The Future Is Trouble
The Event Source should not contain things that are planned for the future - it should only be things that are absolute (and, ideally, already in effect.) Consider, for example, signing a contract to pay X on Y date: one might assume that it's safe to add an event to record that on Y date X will be paid - but contracts can be revised/broken, and once something is added to the source of truth, it cannot be altered or removed.
Event Order Matters
Somewhat related to the earlier point: the order in which events are added has an impact on the order they are processed. This comes in two variants - firstly, using a simple ordered collection (ie. a Queue) for the event source means that events will be processed in the exact order that they were added. Secondly, when using a collection that organizes events according to the time they occur (ie. a SortedDictionary that uses the time as its key) if a prior event adds a future event, then all branches that occur after the prior event will necessarily contain that future event.

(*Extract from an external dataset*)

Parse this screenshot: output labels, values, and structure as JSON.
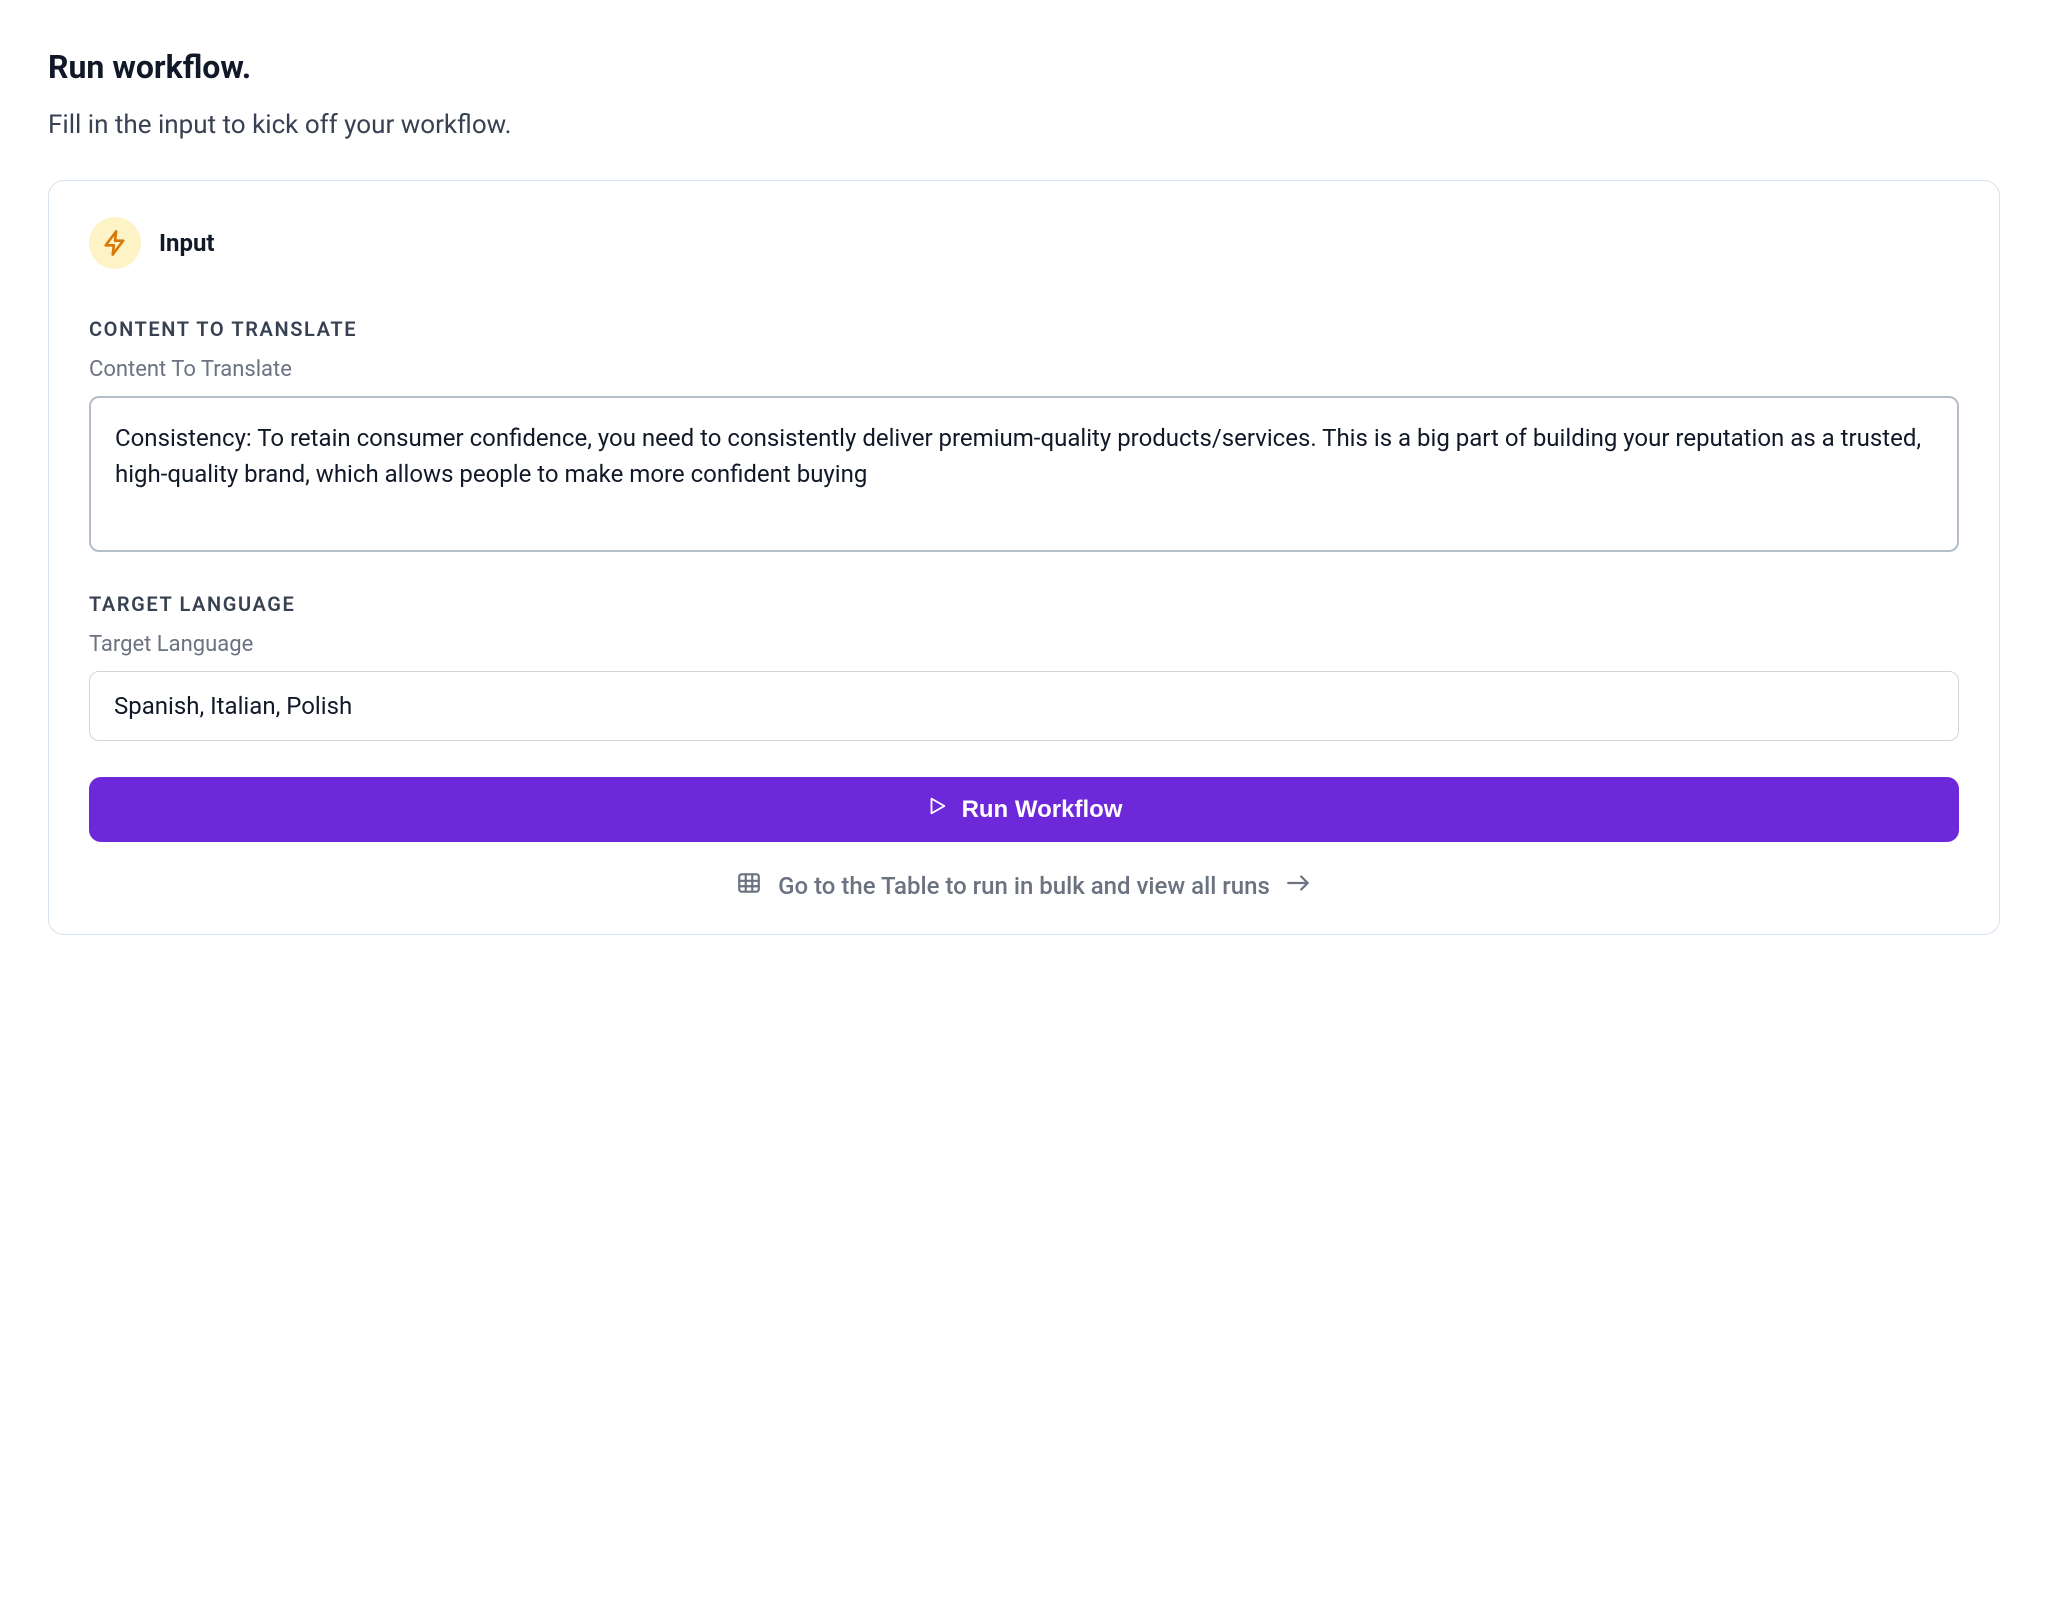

External Systems Can Be Trouble
Although I haven't yet encountered this myself, others have written about this risk extensively: just because one system can simulate/roll-back to any point in time with ease, doesn't mean other systems will be able to handle that. Consider, for example, rolling back deposits/withdrawals of money: even if all the money is tracked inside one system (ie. customer loyalty rewards points), you still can't reverse the real-world consequences of those deposits/withdrawals (ie. spending the points to get a physical object, or donating them to another person in exchange for favors.)

Conclusion

Despite the added complexity and pitfalls, Event Sourcing remains an excellent fit for my timeline-based side project. Development's been slow, but as it comes together, this approach is making it possible to explore the infinite varieties of possible futures in a clean, intuitive way. If you find yourself in a similar situation - needing to simulate not only the present, but alternate timelines branching off the past, I highly recommend using the Event Sourcing pattern.